Grosjean put a DRS move down the inside of Verstappen on the 40th lap and remained ahead of the Toro Rosso to the end, the pair promoted to seventh and eighth after Massa’s exclusion. Both had driven quite superbly. Maldonado’s alternative tyre strategy – starting on the prime and two-stopping – might have had him finishing ahead of both of them rather than directly behind, had he not incurred a 5s penalty (taken at his pit stop) for contact with Ericsson at the Esses. Ricciardo’s disappointing afternoon with the upgraded Renault engine netted him a point only after Massa’s exclusion. He’d fought his way past Pérez, who finished a couple of seconds up on Nasr.

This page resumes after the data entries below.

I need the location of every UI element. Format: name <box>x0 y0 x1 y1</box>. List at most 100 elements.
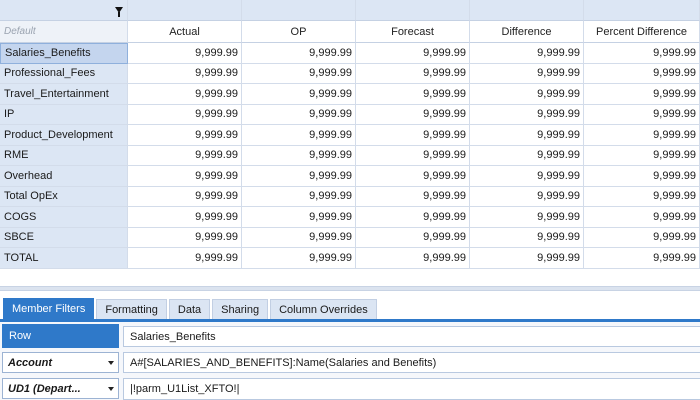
table-row[interactable]: RME 9,999.99 9,999.99 9,999.99 9,999.99 9,999… <box>0 145 700 166</box>
row-header[interactable]: IP <box>0 104 128 125</box>
table-cell[interactable]: 9,999.99 <box>470 207 584 228</box>
table-cell[interactable]: 9,999.99 <box>242 63 356 84</box>
row-header[interactable]: Travel_Entertainment <box>0 84 128 105</box>
table-cell[interactable]: 9,999.99 <box>356 145 470 166</box>
table-cell[interactable]: 9,999.99 <box>470 248 584 269</box>
table-cell[interactable]: 9,999.99 <box>470 166 584 187</box>
table-cell[interactable]: 9,999.99 <box>584 166 700 187</box>
row-header[interactable]: Total OpEx <box>0 186 128 207</box>
table-cell[interactable]: 9,999.99 <box>584 186 700 207</box>
row-header[interactable]: SBCE <box>0 227 128 248</box>
table-row[interactable]: Total OpEx 9,999.99 9,999.99 9,999.99 9,999.… <box>0 186 700 207</box>
row-header[interactable]: TOTAL <box>0 248 128 269</box>
table-cell[interactable]: 9,999.99 <box>356 43 470 64</box>
column-filter-cell[interactable] <box>128 0 242 21</box>
table-row[interactable]: Salaries_Benefits 9,999.99 9,999.99 9,999.9… <box>0 43 700 64</box>
table-row[interactable]: Overhead 9,999.99 9,999.99 9,999.99 9,999.99… <box>0 166 700 187</box>
row-header[interactable]: Professional_Fees <box>0 63 128 84</box>
table-cell[interactable]: 9,999.99 <box>242 207 356 228</box>
table-cell[interactable]: 9,999.99 <box>242 248 356 269</box>
table-cell[interactable]: 9,999.99 <box>470 43 584 64</box>
table-cell[interactable]: 9,999.99 <box>584 125 700 146</box>
column-header-percent-difference[interactable]: Percent Difference <box>584 21 700 43</box>
table-row[interactable]: IP 9,999.99 9,999.99 9,999.99 9,999.99 9,999.… <box>0 104 700 125</box>
column-filter-cell[interactable] <box>584 0 700 21</box>
table-cell[interactable]: 9,999.99 <box>356 125 470 146</box>
table-cell[interactable]: 9,999.99 <box>470 84 584 105</box>
tab-data[interactable]: Data <box>168 299 211 319</box>
table-cell[interactable]: 9,999.99 <box>470 186 584 207</box>
table-cell[interactable]: 9,999.99 <box>584 104 700 125</box>
table-cell[interactable]: 9,999.99 <box>128 207 242 228</box>
table-cell[interactable]: 9,999.99 <box>128 145 242 166</box>
table-cell[interactable]: 9,999.99 <box>242 186 356 207</box>
column-filter-cell[interactable] <box>356 0 470 21</box>
table-row[interactable]: SBCE 9,999.99 9,999.99 9,999.99 9,999.99 9,99… <box>0 227 700 248</box>
table-row[interactable]: Product_Development 9,999.99 9,999.99 9,999… <box>0 125 700 146</box>
table-cell[interactable]: 9,999.99 <box>356 104 470 125</box>
row-header[interactable]: Overhead <box>0 166 128 187</box>
table-cell[interactable]: 9,999.99 <box>128 63 242 84</box>
table-cell[interactable]: 9,999.99 <box>356 166 470 187</box>
table-cell[interactable]: 9,999.99 <box>584 145 700 166</box>
table-cell[interactable]: 9,999.99 <box>128 248 242 269</box>
column-filter-cell[interactable] <box>470 0 584 21</box>
table-cell[interactable]: 9,999.99 <box>584 207 700 228</box>
table-cell[interactable]: 9,999.99 <box>356 63 470 84</box>
column-header-op[interactable]: OP <box>242 21 356 43</box>
table-cell[interactable]: 9,999.99 <box>356 248 470 269</box>
table-row[interactable]: Professional_Fees 9,999.99 9,999.99 9,999.9… <box>0 63 700 84</box>
table-cell[interactable]: 9,999.99 <box>356 227 470 248</box>
tab-column-overrides[interactable]: Column Overrides <box>270 299 377 319</box>
table-cell[interactable]: 9,999.99 <box>470 227 584 248</box>
table-cell[interactable]: 9,999.99 <box>470 145 584 166</box>
table-cell[interactable]: 9,999.99 <box>242 43 356 64</box>
table-cell[interactable]: 9,999.99 <box>470 63 584 84</box>
row-header[interactable]: RME <box>0 145 128 166</box>
ud1-dimension-dropdown[interactable]: UD1 (Depart... <box>2 378 119 399</box>
panel-splitter[interactable] <box>0 286 700 291</box>
table-row[interactable]: TOTAL 9,999.99 9,999.99 9,999.99 9,999.99 9,9… <box>0 248 700 269</box>
table-cell[interactable]: 9,999.99 <box>242 84 356 105</box>
column-header-actual[interactable]: Actual <box>128 21 242 43</box>
tab-sharing[interactable]: Sharing <box>212 299 269 319</box>
table-cell[interactable]: 9,999.99 <box>242 166 356 187</box>
table-row[interactable]: Travel_Entertainment 9,999.99 9,999.99 9,99… <box>0 84 700 105</box>
filter-icon[interactable] <box>115 7 123 17</box>
column-header-difference[interactable]: Difference <box>470 21 584 43</box>
table-cell[interactable]: 9,999.99 <box>128 166 242 187</box>
table-cell[interactable]: 9,999.99 <box>356 186 470 207</box>
table-cell[interactable]: 9,999.99 <box>470 125 584 146</box>
table-cell[interactable]: 9,999.99 <box>584 43 700 64</box>
ud1-filter-field[interactable]: |!parm_U1List_XFTO!| <box>123 378 700 400</box>
tab-formatting[interactable]: Formatting <box>96 299 167 319</box>
table-cell[interactable]: 9,999.99 <box>242 104 356 125</box>
table-cell[interactable]: 9,999.99 <box>242 227 356 248</box>
table-cell[interactable]: 9,999.99 <box>470 104 584 125</box>
account-filter-field[interactable]: A#[SALARIES_AND_BENEFITS]:Name(Salaries … <box>123 352 700 373</box>
table-cell[interactable]: 9,999.99 <box>584 248 700 269</box>
column-filter-cell[interactable] <box>242 0 356 21</box>
table-cell[interactable]: 9,999.99 <box>128 104 242 125</box>
table-cell[interactable]: 9,999.99 <box>242 145 356 166</box>
row-header[interactable]: COGS <box>0 207 128 228</box>
table-cell[interactable]: 9,999.99 <box>356 207 470 228</box>
row-header-filter-cell[interactable] <box>0 0 128 21</box>
table-cell[interactable]: 9,999.99 <box>128 186 242 207</box>
row-header[interactable]: Product_Development <box>0 125 128 146</box>
table-cell[interactable]: 9,999.99 <box>356 84 470 105</box>
table-cell[interactable]: 9,999.99 <box>128 227 242 248</box>
row-value-field[interactable]: Salaries_Benefits <box>123 326 700 347</box>
column-header-forecast[interactable]: Forecast <box>356 21 470 43</box>
table-cell[interactable]: 9,999.99 <box>128 125 242 146</box>
table-cell[interactable]: 9,999.99 <box>242 125 356 146</box>
table-cell[interactable]: 9,999.99 <box>128 84 242 105</box>
table-cell[interactable]: 9,999.99 <box>584 63 700 84</box>
table-cell[interactable]: 9,999.99 <box>128 43 242 64</box>
table-cell[interactable]: 9,999.99 <box>584 84 700 105</box>
account-dimension-dropdown[interactable]: Account <box>2 352 119 373</box>
table-cell[interactable]: 9,999.99 <box>584 227 700 248</box>
row-header[interactable]: Salaries_Benefits <box>0 43 128 64</box>
table-row[interactable]: COGS 9,999.99 9,999.99 9,999.99 9,999.99 9,99… <box>0 207 700 228</box>
tab-member-filters[interactable]: Member Filters <box>3 298 95 319</box>
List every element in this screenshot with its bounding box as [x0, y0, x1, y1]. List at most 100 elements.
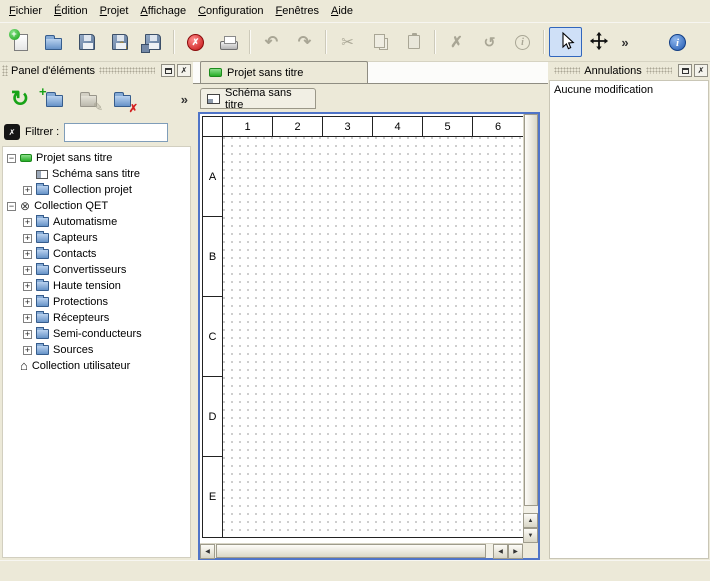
tree-item-collection-projet[interactable]: + Collection projet: [3, 182, 190, 198]
expander-icon[interactable]: +: [23, 346, 32, 355]
save-as-button[interactable]: ✎: [103, 27, 136, 57]
menu-configuration[interactable]: Configuration: [192, 2, 269, 20]
chevron-right-icon: »: [181, 92, 188, 107]
tree-item-haute-tension[interactable]: + Haute tension: [3, 278, 190, 294]
expander-icon[interactable]: +: [23, 250, 32, 259]
delete-button[interactable]: ✗: [440, 27, 473, 57]
expander-icon[interactable]: +: [23, 234, 32, 243]
menu-fichier[interactable]: Fichier: [3, 2, 48, 20]
open-project-button[interactable]: [37, 27, 70, 57]
tree-item-automatisme[interactable]: + Automatisme: [3, 214, 190, 230]
print-button[interactable]: [212, 27, 245, 57]
cursor-arrow-icon: [556, 31, 576, 54]
select-tool-button[interactable]: [549, 27, 582, 57]
reload-collections-button[interactable]: ↻: [3, 83, 37, 115]
tree-item-recepteurs[interactable]: + Récepteurs: [3, 310, 190, 326]
panel-overflow-button[interactable]: »: [181, 92, 188, 107]
float-panel-button[interactable]: [161, 64, 175, 77]
expander-icon[interactable]: +: [23, 330, 32, 339]
element-info-button[interactable]: i: [506, 27, 539, 57]
horizontal-scroll-thumb[interactable]: [216, 544, 486, 558]
diagram-canvas[interactable]: 1 2 3 4 5 6 A B C D E: [200, 114, 523, 543]
mini-floppy-icon: [141, 44, 150, 53]
menu-fenetres[interactable]: Fenêtres: [270, 2, 325, 20]
expander-icon[interactable]: −: [7, 202, 16, 211]
tree-item-label: Protections: [53, 296, 108, 308]
main-toolbar: + ✎ ✗ ↶ ↷ ✂: [0, 22, 710, 62]
tree-item-protections[interactable]: + Protections: [3, 294, 190, 310]
new-element-button[interactable]: +: [37, 83, 71, 115]
cut-button[interactable]: ✂: [331, 27, 364, 57]
dock-grip[interactable]: [2, 65, 8, 76]
save-button[interactable]: [70, 27, 103, 57]
scroll-down-button[interactable]: ▼: [523, 528, 538, 543]
close-panel-button[interactable]: ✗: [177, 64, 191, 77]
toolbar-overflow-button[interactable]: »: [615, 27, 635, 57]
elements-panel-titlebar[interactable]: Panel d'éléments ✗: [0, 62, 193, 79]
vertical-scrollbar[interactable]: ▲ ▼: [523, 114, 538, 543]
folder-icon: [36, 297, 49, 307]
tree-item-capteurs[interactable]: + Capteurs: [3, 230, 190, 246]
undo-button[interactable]: ↶: [255, 27, 288, 57]
scroll-left-button[interactable]: ◀: [493, 544, 508, 559]
dock-grip[interactable]: [99, 67, 155, 74]
clear-filter-button[interactable]: ✗: [4, 124, 20, 140]
edit-element-button[interactable]: ✎: [71, 83, 105, 115]
delete-element-button[interactable]: ✗: [105, 83, 139, 115]
menu-affichage[interactable]: Affichage: [134, 2, 192, 20]
tree-item-semi-conducteurs[interactable]: + Semi-conducteurs: [3, 326, 190, 342]
tree-item-collection-qet[interactable]: − ⊗ Collection QET: [3, 198, 190, 214]
rotate-button[interactable]: ↺: [473, 27, 506, 57]
float-panel-button[interactable]: [678, 64, 692, 77]
expander-icon[interactable]: +: [23, 186, 32, 195]
column-header: 1: [223, 117, 273, 137]
tree-item-contacts[interactable]: + Contacts: [3, 246, 190, 262]
expander-icon[interactable]: +: [23, 266, 32, 275]
expander-icon[interactable]: +: [23, 218, 32, 227]
undo-panel-titlebar[interactable]: Annulations ✗: [548, 62, 710, 79]
tab-schema-sans-titre[interactable]: Schéma sans titre: [200, 88, 316, 109]
close-icon: ✗: [698, 66, 705, 75]
move-tool-button[interactable]: [582, 27, 615, 57]
expander-icon[interactable]: +: [23, 298, 32, 307]
arrow-down-icon: ▼: [528, 533, 534, 539]
close-panel-button[interactable]: ✗: [694, 64, 708, 77]
diagram-grid-area[interactable]: [223, 137, 523, 537]
vertical-scroll-thumb[interactable]: [524, 114, 538, 506]
tree-item-collection-utilisateur[interactable]: ⌂ Collection utilisateur: [3, 358, 190, 374]
tree-item-project[interactable]: − Projet sans titre: [3, 150, 190, 166]
tree-item-label: Capteurs: [53, 232, 98, 244]
redo-button[interactable]: ↷: [288, 27, 321, 57]
tree-item-convertisseurs[interactable]: + Convertisseurs: [3, 262, 190, 278]
expander-icon[interactable]: −: [7, 154, 16, 163]
expander-icon[interactable]: +: [23, 282, 32, 291]
qelectrotech-window: Fichier Édition Projet Affichage Configu…: [0, 0, 710, 581]
close-project-button[interactable]: ✗: [179, 27, 212, 57]
copy-button[interactable]: [364, 27, 397, 57]
scroll-right-button[interactable]: ▶: [508, 544, 523, 559]
dock-grip[interactable]: [646, 67, 672, 74]
tree-item-schema[interactable]: Schéma sans titre: [3, 166, 190, 182]
menu-aide[interactable]: Aide: [325, 2, 359, 20]
about-qet-button[interactable]: i: [661, 27, 694, 57]
tree-item-sources[interactable]: + Sources: [3, 342, 190, 358]
undo-history-list[interactable]: Aucune modification: [549, 80, 709, 559]
paste-button[interactable]: [397, 27, 430, 57]
horizontal-scrollbar[interactable]: ◀ ◀ ▶: [200, 543, 523, 558]
new-project-button[interactable]: +: [4, 27, 37, 57]
dock-grip[interactable]: [554, 67, 580, 74]
filter-input[interactable]: [64, 123, 168, 142]
menu-projet[interactable]: Projet: [94, 2, 135, 20]
expander-icon[interactable]: +: [23, 314, 32, 323]
scroll-left-button[interactable]: ◀: [200, 544, 215, 559]
row-header: C: [203, 297, 223, 377]
close-red-icon: ✗: [187, 34, 204, 51]
menu-edition[interactable]: Édition: [48, 2, 94, 20]
scroll-up-button[interactable]: ▲: [523, 513, 538, 528]
tree-item-label: Sources: [53, 344, 93, 356]
workspace: Projet sans titre Schéma sans titre 1 2 …: [193, 62, 548, 560]
tab-projet-sans-titre[interactable]: Projet sans titre: [200, 61, 368, 83]
tree-item-label: Haute tension: [53, 280, 121, 292]
folder-icon: [36, 345, 49, 355]
save-all-button[interactable]: [136, 27, 169, 57]
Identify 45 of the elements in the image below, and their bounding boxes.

Button remained ahead of team-mate Alonso to the flag, though Fernando was complaining over the radio about Button getting priority at the second and third stops, costing Alonso time in his battle with Ericsson – who’d been delayed by a stop for a damage check after the Maldonado hit. Stevens comfortably won the Manor battle after Rossi suffered huge understeer problems on his second and third set of tyres.
Rosberg was over 7s clear of Hamilton in taking a second consecutive victory. Why the turnaround in form between them he was asked yet again. “I don’t honestly know,” he answered.